The idea came from Watson himself, noted Allison O’Connor, the city’s community arts and social engagement program coordinator. Watson was inspired by BOStunes, a similar initiative in Boston that plays local music for residents when they’re on the phone with city hall.

The first call for musicians was at the tail end of 2014, looking for 20 songs for the playlist. After the call for submissions, a selection committee (made up of Arboretum Festival/the Acorn’s Rolf Klausener, Debaser’s Rachel Weldon and Ian Swain, co-author of the report Connecting Ottawa Music: A Profile of Ottawa’s Music Industries [PDF link]) reviewed the applications and selected artists they believed represented the music community in Ottawa.

“It was a ranking system,” O’Connor added. “[The selection committee] would discuss and look at the playlist as a whole and make selections, but there were a lot of great ones so we bumped it up to 25.”

The current, full playlist is a 25-song compilation of what this city has to offer in different genres, genders, styles and stages of musicians’ careers. The final list was broken up into four sections, or shorter playlists, that ran for several weeks. Tunes were on rotation in the city’s phone system by May 2015 and will wrap up in April of this year.

So far callers have had the chance to hear from the likes of Pony Girl, Flying Hórses, Kristine St. Pierre, Pipahauntas, Brea Lawrenson and Blak Denim. Until April 20, clips from songs by Fevers,Scattered Clouds, Tine Rufaro Marimba, Jah’Kota, Polly Love Spell, Danielle Allard and Sophie Léger will be on rotation.

The Ottawa music scene is going through an interesting, almost transitory, time and has arguably never been this vibrant. The new Ottawa Music Industry Coalition, a number of established and emerging festivals — from Bluesfest to Arboretum to Megaphono to Ottawa Explosion — and a growing appreciation for the music made and played here by strong and entertaining artists are all part of that scene.

“These are all [people] perceive as stakeholders, people who we look to to help us decide what this series looks like. And I think that it’s at a really healthy point,” O’Connor said.
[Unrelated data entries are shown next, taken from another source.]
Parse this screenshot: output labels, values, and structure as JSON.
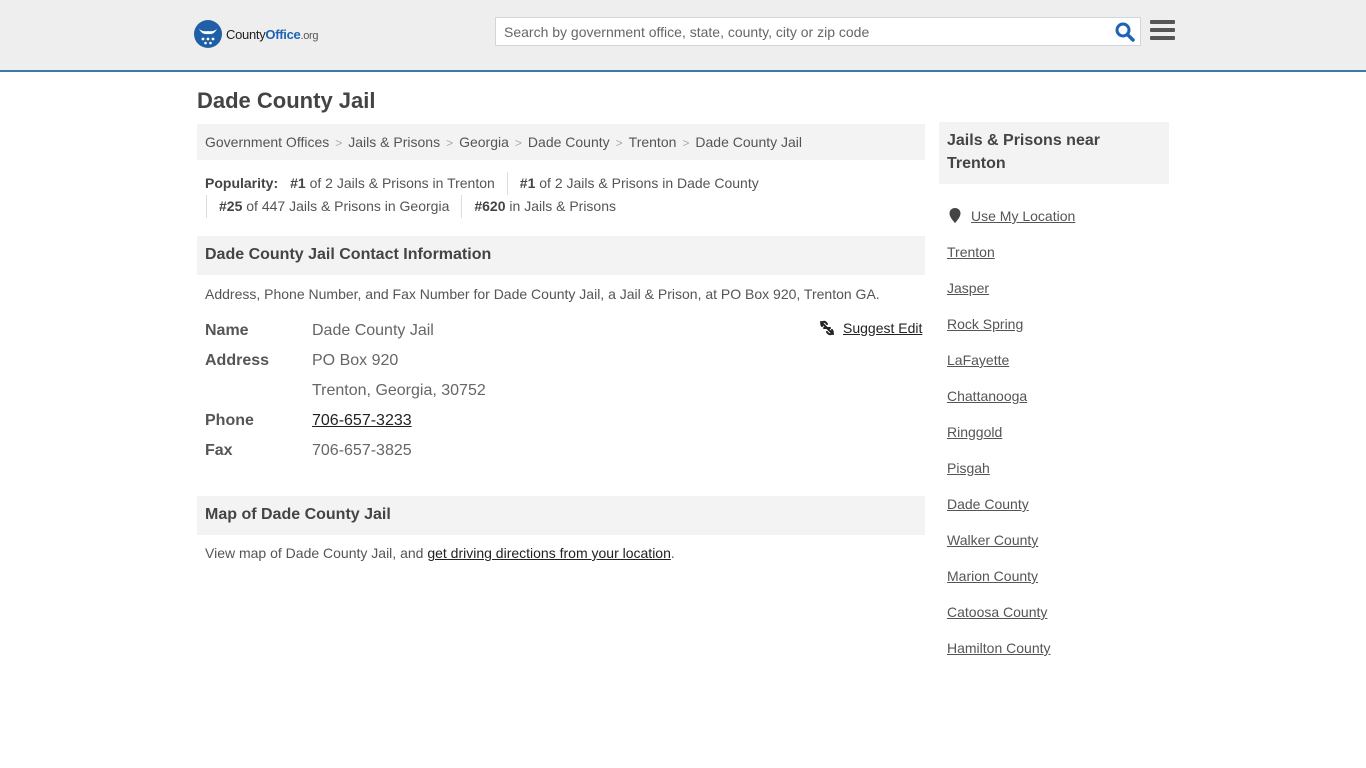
{
  "header": {
    "logo": {
      "name_part1": "County",
      "name_part2": "Office",
      "tld": ".org"
    },
    "search": {
      "placeholder": "Search by government office, state, county, city or zip code",
      "value": ""
    }
  },
  "page_title": "Dade County Jail",
  "breadcrumb": [
    "Government Offices",
    "Jails & Prisons",
    "Georgia",
    "Dade County",
    "Trenton",
    "Dade County Jail"
  ],
  "popularity": {
    "label": "Popularity:",
    "items": [
      {
        "rank": "#1",
        "text": " of 2 Jails & Prisons in Trenton"
      },
      {
        "rank": "#1",
        "text": " of 2 Jails & Prisons in Dade County"
      },
      {
        "rank": "#25",
        "text": " of 447 Jails & Prisons in Georgia"
      },
      {
        "rank": "#620",
        "text": " in Jails & Prisons"
      }
    ]
  },
  "contact": {
    "heading": "Dade County Jail Contact Information",
    "description": "Address, Phone Number, and Fax Number for Dade County Jail, a Jail & Prison, at PO Box 920, Trenton GA.",
    "suggest_edit": "Suggest Edit",
    "fields": {
      "name_label": "Name",
      "name": "Dade County Jail",
      "address_label": "Address",
      "address_line1": "PO Box 920",
      "address_line2": "Trenton, Georgia, 30752",
      "phone_label": "Phone",
      "phone": "706-657-3233",
      "fax_label": "Fax",
      "fax": "706-657-3825"
    }
  },
  "map": {
    "heading": "Map of Dade County Jail",
    "description_prefix": "View map of Dade County Jail, and ",
    "directions_link": "get driving directions from your location",
    "description_suffix": "."
  },
  "sidebar": {
    "heading": "Jails & Prisons near Trenton",
    "use_location": "Use My Location",
    "links": [
      "Trenton",
      "Jasper",
      "Rock Spring",
      "LaFayette",
      "Chattanooga",
      "Ringgold",
      "Pisgah",
      "Dade County",
      "Walker County",
      "Marion County",
      "Catoosa County",
      "Hamilton County"
    ]
  },
  "colors": {
    "accent": "#3a7aab",
    "logo_blue": "#1f5fa8",
    "search_icon": "#1f63b5"
  }
}
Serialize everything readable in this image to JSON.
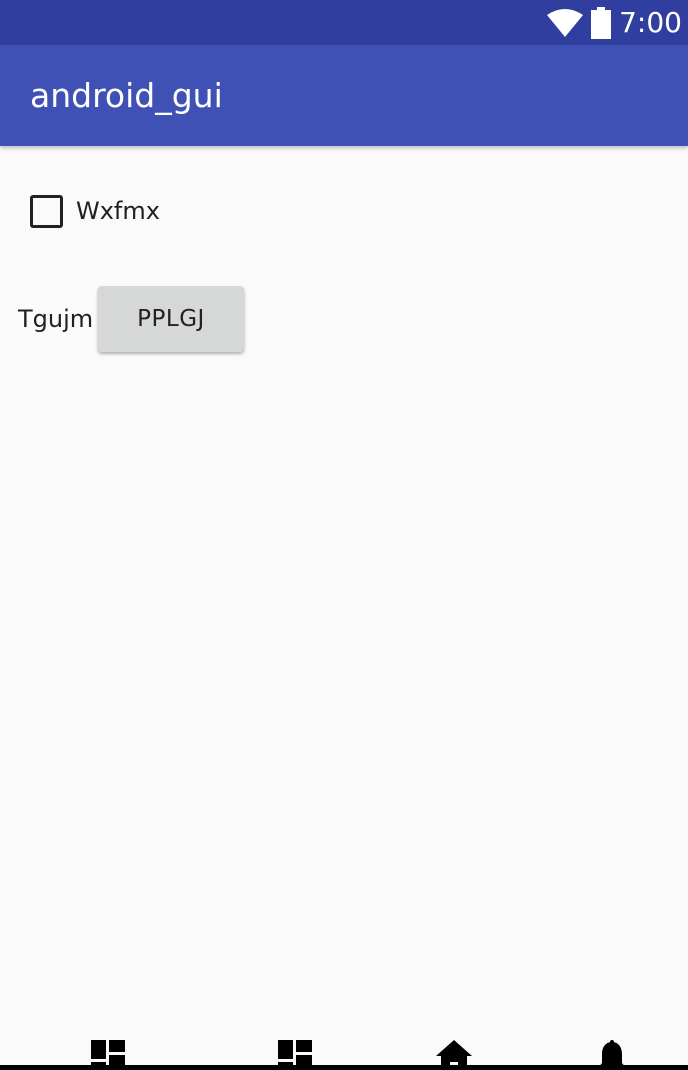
{
  "status_bar": {
    "time": "7:00",
    "icons": [
      "wifi-icon",
      "battery-icon"
    ],
    "color": "#303f9f"
  },
  "app_bar": {
    "title": "android_gui",
    "color": "#3f51b5"
  },
  "content": {
    "checkbox": {
      "label": "Wxfmx",
      "checked": false
    },
    "field_label": "Tgujm",
    "button_label": "PPLGJ"
  },
  "bottom_nav": {
    "items": [
      {
        "icon": "dashboard-icon"
      },
      {
        "icon": "dashboard-icon"
      },
      {
        "icon": "home-icon"
      },
      {
        "icon": "notifications-icon"
      }
    ]
  }
}
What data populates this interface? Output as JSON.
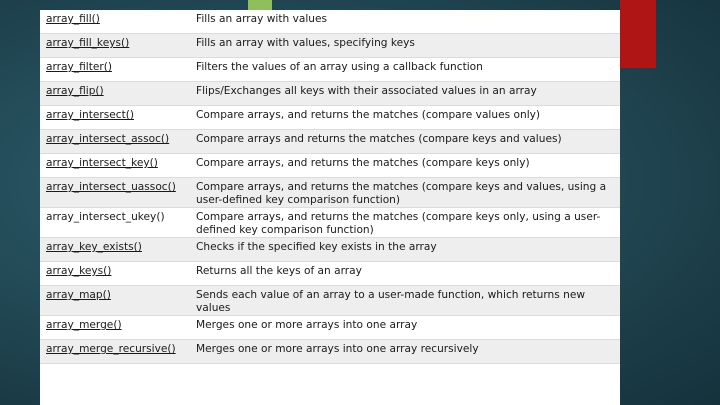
{
  "rows": [
    {
      "fn": "array_fill()",
      "desc": "Fills an array with values",
      "linked": true
    },
    {
      "fn": "array_fill_keys()",
      "desc": "Fills an array with values, specifying keys",
      "linked": true
    },
    {
      "fn": "array_filter()",
      "desc": "Filters the values of an array using a callback function",
      "linked": true
    },
    {
      "fn": "array_flip()",
      "desc": "Flips/Exchanges all keys with their associated values in an array",
      "linked": true
    },
    {
      "fn": "array_intersect()",
      "desc": "Compare arrays, and returns the matches (compare values only)",
      "linked": true
    },
    {
      "fn": "array_intersect_assoc()",
      "desc": "Compare arrays and returns the matches (compare keys and values)",
      "linked": true
    },
    {
      "fn": "array_intersect_key()",
      "desc": "Compare arrays, and returns the matches (compare keys only)",
      "linked": true
    },
    {
      "fn": "array_intersect_uassoc()",
      "desc": "Compare arrays, and returns the matches (compare keys and values, using a user-defined key comparison function)",
      "linked": true
    },
    {
      "fn": "array_intersect_ukey()",
      "desc": "Compare arrays, and returns the matches (compare keys only, using a user-defined key comparison function)",
      "linked": false
    },
    {
      "fn": "array_key_exists()",
      "desc": "Checks if the specified key exists in the array",
      "linked": true
    },
    {
      "fn": "array_keys()",
      "desc": "Returns all the keys of an array",
      "linked": true
    },
    {
      "fn": "array_map()",
      "desc": "Sends each value of an array to a user-made function, which returns new values",
      "linked": true
    },
    {
      "fn": "array_merge()",
      "desc": "Merges one or more arrays into one array",
      "linked": true
    },
    {
      "fn": "array_merge_recursive()",
      "desc": "Merges one or more arrays into one array recursively",
      "linked": true
    }
  ],
  "colors": {
    "accent_red": "#b01516",
    "background": "#234b58",
    "row_alt": "#eeeeee"
  }
}
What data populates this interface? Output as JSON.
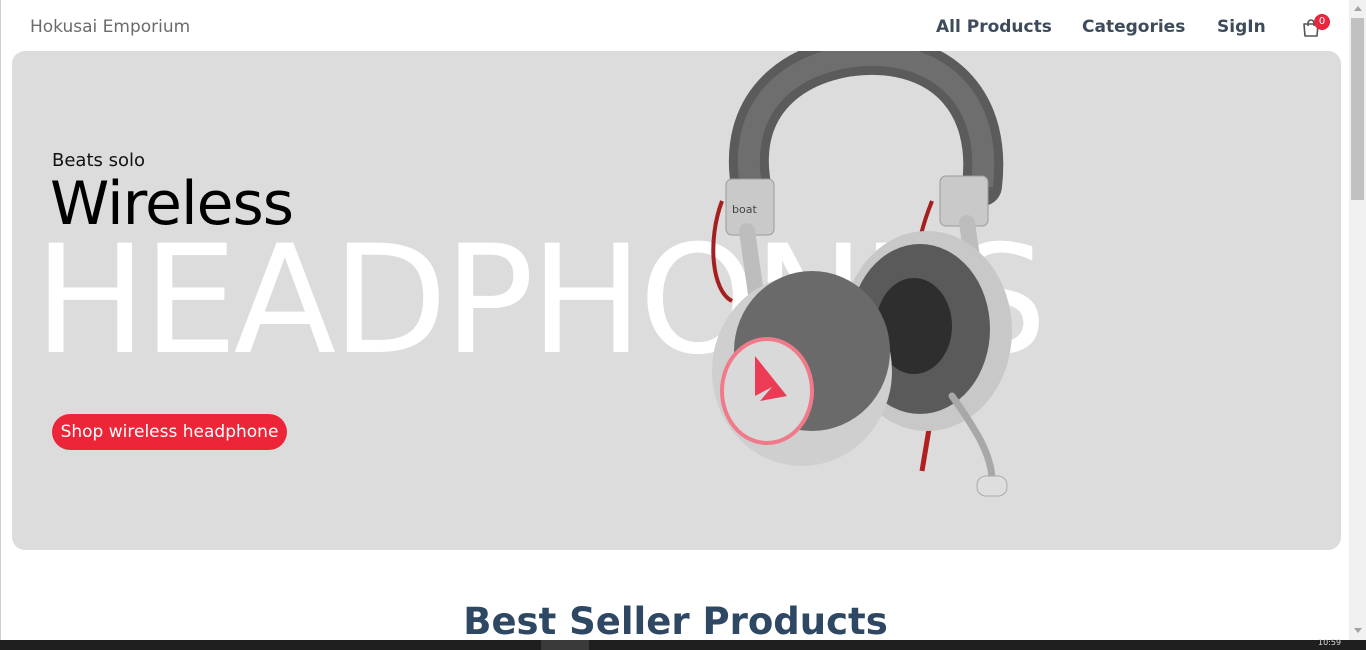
{
  "navbar": {
    "brand": "Hokusai Emporium",
    "links": [
      "All Products",
      "Categories",
      "SigIn"
    ],
    "cart_count": "0",
    "cart_icon": "shopping-bag-icon"
  },
  "hero": {
    "subtitle": "Beats solo",
    "title": "Wireless",
    "big_text": "HEADPHONES",
    "button_label": "Shop wireless headphone",
    "accent_color": "#ec2638",
    "background_color": "#dcdcdc",
    "image": "headphone-image"
  },
  "section": {
    "title": "Best Seller Products"
  },
  "taskbar": {
    "time": "10:59"
  }
}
“Last year we received 217 applicants, which is great, ranging from a variety of different backgrounds. And that’s an interesting part too, that Ottawa is so diverse… that is also reflected in the music that’s played and listened to.”

O’Connor added that #ottmusik is part of regular city programming now, so it looks like the initiative will continue for years to come. This will give more artists an opportunity to showcase their music to Ottawans who, unlike the playlist-crafting type, may not be so inclined to tune into the local music scene.